The broader message emerging from Tehran is that any future agreement must produce immediate, measurable, and enforceable outcomes. A lasting stability cannot be built solely on political declarations. Instead, a durable settlement will require concrete commitments, financial restitution, and mechanisms that demonstrate, in practice rather than rhetoric, that the terms of the agreement are being honored in letter and spirit.

What Trump ignores – Non-negotiable Iranian demands

While Trump's public remarks obsess over nuclear timelines, enrichment levels, and shipping lanes, Iran's attention remains fixed on the far more fundamental issue: the aggressive physical presence of American war machinery entrenched across the region.

From Tehran's clear-eyed perspective, the question is not merely what ink is spilled on paper, but whether the strategic realities that produced this war – American aggression, encirclement, and economic warfare – are being honestly addressed.

Iranian officials have consistently and rightly argued that the web of American military bases surrounding the country – from the Persian Gulf and Central Asia to Turkey and the Levant – constitutes a permanent, deliberate source of instability and insecurity. This military encirclement is not a symbolic grievance but a central, undeniable component of the broader confrontation that Washington itself initiated and sustained.

Consequently, any durable end-of-war arrangement must include a clear, verified, and time-bound framework for the complete dismantling of this hostile American military presence in the region. Half measures or cosmetic redeployments will not suffice.

Iran has also laid out firm procedural conditions for the negotiation period itself – conditions designed to prevent Washington from cheating its way to a better bargaining position. During the proposed 60-day window leading to a final agreement, the US must refrain from imposing any new sanctions or punitive measures.

The rationale is straightforward: negotiations cannot proceed in good faith while one side hypocritically increases economic pressure on the other. The US cannot claim to seek peace while tightening the noose. The diplomatic process must be conducted within a stable environment, something Washington has rarely granted Iran in four decades of hostility.

At the same time, comprehensive sanctions relief remains a central, non-negotiable pillar of any future settlement. These illegal and crippling sanctions are not merely economic tools but instruments of political coercion and collective punishment that have defined US policy against Iran for years. As a result, any genuine agreement must address the entire sanctions architecture in a comprehensive manner, rather than through the limited, temporary, or reversible exemptions that Washington has cynically offered in the past.

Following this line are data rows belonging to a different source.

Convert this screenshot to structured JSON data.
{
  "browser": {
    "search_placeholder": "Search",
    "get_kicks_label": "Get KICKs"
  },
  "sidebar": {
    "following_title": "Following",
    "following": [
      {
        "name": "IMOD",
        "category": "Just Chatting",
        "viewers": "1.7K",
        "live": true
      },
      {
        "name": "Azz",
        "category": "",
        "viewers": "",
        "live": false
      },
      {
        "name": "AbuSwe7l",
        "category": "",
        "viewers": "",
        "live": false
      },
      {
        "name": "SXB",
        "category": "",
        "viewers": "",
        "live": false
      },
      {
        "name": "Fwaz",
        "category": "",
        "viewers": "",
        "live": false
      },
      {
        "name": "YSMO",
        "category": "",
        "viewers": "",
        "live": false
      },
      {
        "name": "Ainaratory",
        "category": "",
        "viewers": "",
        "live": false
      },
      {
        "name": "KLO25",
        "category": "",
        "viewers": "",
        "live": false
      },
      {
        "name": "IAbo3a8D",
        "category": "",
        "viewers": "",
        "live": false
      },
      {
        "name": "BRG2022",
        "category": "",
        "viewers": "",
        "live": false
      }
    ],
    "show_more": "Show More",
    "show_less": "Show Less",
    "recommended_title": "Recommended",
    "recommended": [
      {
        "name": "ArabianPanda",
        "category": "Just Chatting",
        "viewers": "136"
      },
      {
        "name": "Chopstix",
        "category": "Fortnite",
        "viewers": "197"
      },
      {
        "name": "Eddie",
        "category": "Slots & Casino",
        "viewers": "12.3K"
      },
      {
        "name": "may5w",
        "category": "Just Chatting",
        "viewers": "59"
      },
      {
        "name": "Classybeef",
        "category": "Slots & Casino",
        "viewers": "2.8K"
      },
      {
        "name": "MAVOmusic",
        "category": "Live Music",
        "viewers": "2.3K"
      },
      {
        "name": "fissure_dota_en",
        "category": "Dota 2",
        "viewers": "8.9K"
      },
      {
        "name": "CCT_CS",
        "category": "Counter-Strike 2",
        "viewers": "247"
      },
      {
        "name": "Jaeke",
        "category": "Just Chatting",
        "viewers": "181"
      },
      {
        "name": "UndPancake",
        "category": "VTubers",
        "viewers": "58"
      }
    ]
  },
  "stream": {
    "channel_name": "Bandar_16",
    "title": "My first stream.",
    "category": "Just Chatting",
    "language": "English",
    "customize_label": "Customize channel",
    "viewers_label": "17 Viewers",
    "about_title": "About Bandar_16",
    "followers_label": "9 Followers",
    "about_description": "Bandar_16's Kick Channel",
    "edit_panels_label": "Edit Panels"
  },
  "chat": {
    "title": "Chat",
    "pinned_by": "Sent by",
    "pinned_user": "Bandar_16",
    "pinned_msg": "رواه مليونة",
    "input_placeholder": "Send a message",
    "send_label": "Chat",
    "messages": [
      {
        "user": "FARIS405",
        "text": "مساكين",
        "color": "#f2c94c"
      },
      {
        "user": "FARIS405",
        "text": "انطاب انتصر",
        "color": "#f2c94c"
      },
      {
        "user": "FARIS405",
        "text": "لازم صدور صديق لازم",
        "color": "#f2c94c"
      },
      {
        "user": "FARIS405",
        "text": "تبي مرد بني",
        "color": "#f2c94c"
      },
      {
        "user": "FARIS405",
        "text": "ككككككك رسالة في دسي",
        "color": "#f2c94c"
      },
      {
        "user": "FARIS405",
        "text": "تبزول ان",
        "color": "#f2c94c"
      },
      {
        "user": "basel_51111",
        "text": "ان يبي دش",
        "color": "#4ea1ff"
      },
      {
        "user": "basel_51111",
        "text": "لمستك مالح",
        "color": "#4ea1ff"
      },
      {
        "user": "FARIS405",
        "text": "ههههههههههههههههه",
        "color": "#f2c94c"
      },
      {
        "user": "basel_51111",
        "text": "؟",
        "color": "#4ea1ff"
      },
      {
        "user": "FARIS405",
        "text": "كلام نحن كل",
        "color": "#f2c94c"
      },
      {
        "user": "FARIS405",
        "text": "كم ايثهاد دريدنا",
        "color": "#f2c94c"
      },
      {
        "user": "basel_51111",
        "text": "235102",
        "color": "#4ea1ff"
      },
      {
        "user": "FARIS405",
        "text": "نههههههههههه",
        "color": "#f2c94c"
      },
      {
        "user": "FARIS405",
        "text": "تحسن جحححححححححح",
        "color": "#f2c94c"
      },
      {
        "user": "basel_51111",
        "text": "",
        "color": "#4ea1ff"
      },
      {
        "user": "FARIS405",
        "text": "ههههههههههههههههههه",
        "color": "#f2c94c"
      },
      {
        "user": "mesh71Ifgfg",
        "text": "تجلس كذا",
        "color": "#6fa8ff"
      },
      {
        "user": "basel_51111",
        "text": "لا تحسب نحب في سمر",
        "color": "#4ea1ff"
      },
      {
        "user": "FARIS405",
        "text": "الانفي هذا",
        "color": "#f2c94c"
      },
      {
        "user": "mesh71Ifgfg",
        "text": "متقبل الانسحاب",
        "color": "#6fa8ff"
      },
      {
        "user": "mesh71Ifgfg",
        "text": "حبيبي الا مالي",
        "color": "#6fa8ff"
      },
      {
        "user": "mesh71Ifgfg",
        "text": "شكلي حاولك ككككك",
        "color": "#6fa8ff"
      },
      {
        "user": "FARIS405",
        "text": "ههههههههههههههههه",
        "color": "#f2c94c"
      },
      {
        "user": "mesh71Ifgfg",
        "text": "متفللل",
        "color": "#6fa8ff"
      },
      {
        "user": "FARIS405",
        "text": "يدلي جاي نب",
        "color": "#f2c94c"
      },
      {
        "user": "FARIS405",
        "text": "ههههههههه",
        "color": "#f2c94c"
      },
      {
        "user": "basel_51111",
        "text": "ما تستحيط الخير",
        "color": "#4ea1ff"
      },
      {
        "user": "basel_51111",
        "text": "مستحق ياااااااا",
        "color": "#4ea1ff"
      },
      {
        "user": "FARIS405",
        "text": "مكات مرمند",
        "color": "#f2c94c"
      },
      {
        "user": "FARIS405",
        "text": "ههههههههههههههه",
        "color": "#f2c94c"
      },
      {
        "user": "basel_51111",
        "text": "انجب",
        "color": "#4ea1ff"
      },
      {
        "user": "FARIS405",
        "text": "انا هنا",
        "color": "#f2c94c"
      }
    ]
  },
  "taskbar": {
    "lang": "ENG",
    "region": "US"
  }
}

This position is heavily influenced by previous diplomatic betrayals, most notably the fate of the Joint Comprehensive Plan of Action (JCPOA). Iran learned the hard way that partial sanctions relief is a trap. Consequently, Iran now insists on arrangements that are broad, enforceable, legally binding, and extremely difficult for Washington to reverse unilaterally.

From Tehran's perspective, military pressure, economic sanctions, and political isolation are not separate issues but interconnected elements of a single, coordinated American strategy of “regime change” and subjugation. Therefore, a lasting settlement cannot be achieved by resolving one narrow issue while leaving the rest of the war machine intact.

Whether Washington is finally prepared to engage seriously with these demands remains the central question facing any future negotiations. Thus far, the US has shown only arrogance, broken promises, and unilateral posturing. Iran, by contrast, has shown strategic patience, legal clarity, and moral consistency. The choice is Washington's: accept Iran's terms or watch the opportunity for any agreement disappear.